Florida Mortgage | Real Estate, Investment and your Primary Residence
By David A. Podgursky, MBA • Dec 13th, 2007 • Category: ResidentialDiversify Diversify Diversify… that’s the mantra of today’s Financial Planner. Many people disagree with that quote – big notable investors like Trump, Buffett etc…
But that’s what we’re taught… diversification reduces risk and increases return over the long term.
But … when we’re talking about our Primary Residences and diversification, are traditional Financial Advisors barking up the wrong tree??
Most traditional Financial Advisors are eager to get you on the path to owning your house outright. They have all sorts of ways to teach you how to scrimp and save so that when you are in your 50’s and 60’s you have paid off your house.
But… what exactly is the advantage of paying off your house?
If their mantra is "Diversify Diversify Diversify" yet in another breath they say, "No Mortgage, No Mortgage, No Mortgage" then aren’t they contradicting themselves??
Let me tell you why they are!
Because they are essentially telling you that you need to take a large portion of your potential retirement funds… your nest egg… and sink those funds into an illiquid asset.
These are funds that should be there for you in retirement…but instead this large sum of money (see your Truth In Lending of your Mortgage Application to see how much money we’re actually talking about) is funneled into your house where you cannot use it.
Sure – you can get a HELOC (aka Equity Line)… or one of those backwards thingies that will be outlawed in coming years… but why not have the money outside of the house in the first place where you can access it AND earn interest on it?
Yes… earn interest.
You’re spending interest when you have a mortgage so why not earn interest with the money you would have used to pay down the mortgage??
Isn’t that a Win-Win?
Think of it…sometime in the future when you need money for something big – like an emergency or to finally replace that old car that just passed away right before you could pass it on to your grandson… and you have worked a long time to make that money. Then you have to call someone like me and I have to tell you how much it will COST YOU to access your money!

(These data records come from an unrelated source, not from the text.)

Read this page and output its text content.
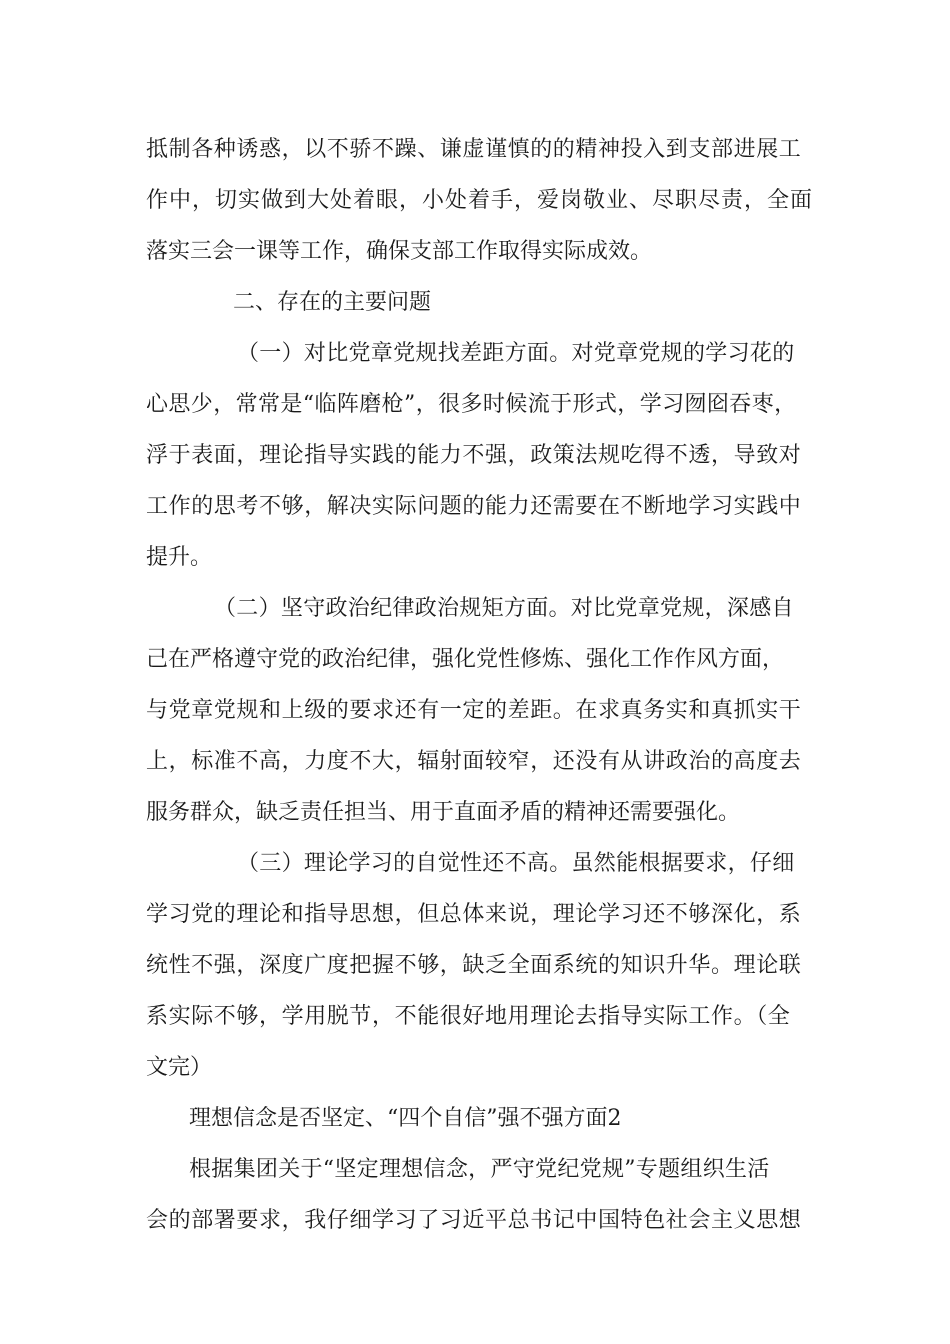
抵制各种诱惑，以不骄不躁、谦虚谨慎的的精神投入到支部进展工

作中，切实做到大处着眼，小处着手，爱岗敬业、尽职尽责，全面

落实三会一课等工作，确保支部工作取得实际成效。

二、存在的主要问题

（一）对比党章党规找差距方面。对党章党规的学习花的

心思少，常常是“临阵磨枪”，很多时候流于形式，学习囫囵吞枣，

浮于表面，理论指导实践的能力不强，政策法规吃得不透，导致对

工作的思考不够，解决实际问题的能力还需要在不断地学习实践中

提升。

（二）坚守政治纪律政治规矩方面。对比党章党规，深感自

己在严格遵守党的政治纪律，强化党性修炼、强化工作作风方面，

与党章党规和上级的要求还有一定的差距。在求真务实和真抓实干

上，标准不高，力度不大，辐射面较窄，还没有从讲政治的高度去

服务群众，缺乏责任担当、用于直面矛盾的精神还需要强化。

（三）理论学习的自觉性还不高。虽然能根据要求，仔细

学习党的理论和指导思想，但总体来说，理论学习还不够深化，系

统性不强，深度广度把握不够，缺乏全面系统的知识升华。理论联

系实际不够，学用脱节，不能很好地用理论去指导实际工作。（全

文完）

理想信念是否坚定、“四个自信”强不强方面2

根据集团关于“坚定理想信念，严守党纪党规”专题组织生活

会的部署要求，我仔细学习了习近平总书记中国特色社会主义思想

Holy Smokes!! You never thought of it that way??
Well… that’s the way traditionalists don’t want you to think… that’s the way people that subscribe to Depression-era Economics don’t want you to think.
After the Depression, the banks had to figure a way to make mortgages safer for THEIR money, not yours… they figured how to get you to pay them all their money back plus gobs of interest. But how does that benefit YOU?
I say it doesn’t. Separation of your Assets is important. It is Diversification at its finest. Separate your Equity aka Cash from your house and invest it elsewhere. Letting it pile up in house isn’t making the house worth more! But the cash itself will be worth more as it accrues interest outside of the house.
Think of it… the house appreciates with the market and your money appreciates in an outside investment. Diversification has just made you extra money!
That money is just what you’ll need when you decide it is time to leave the kids in the Snowy Midwest and become a full time resident of Sunny Florida!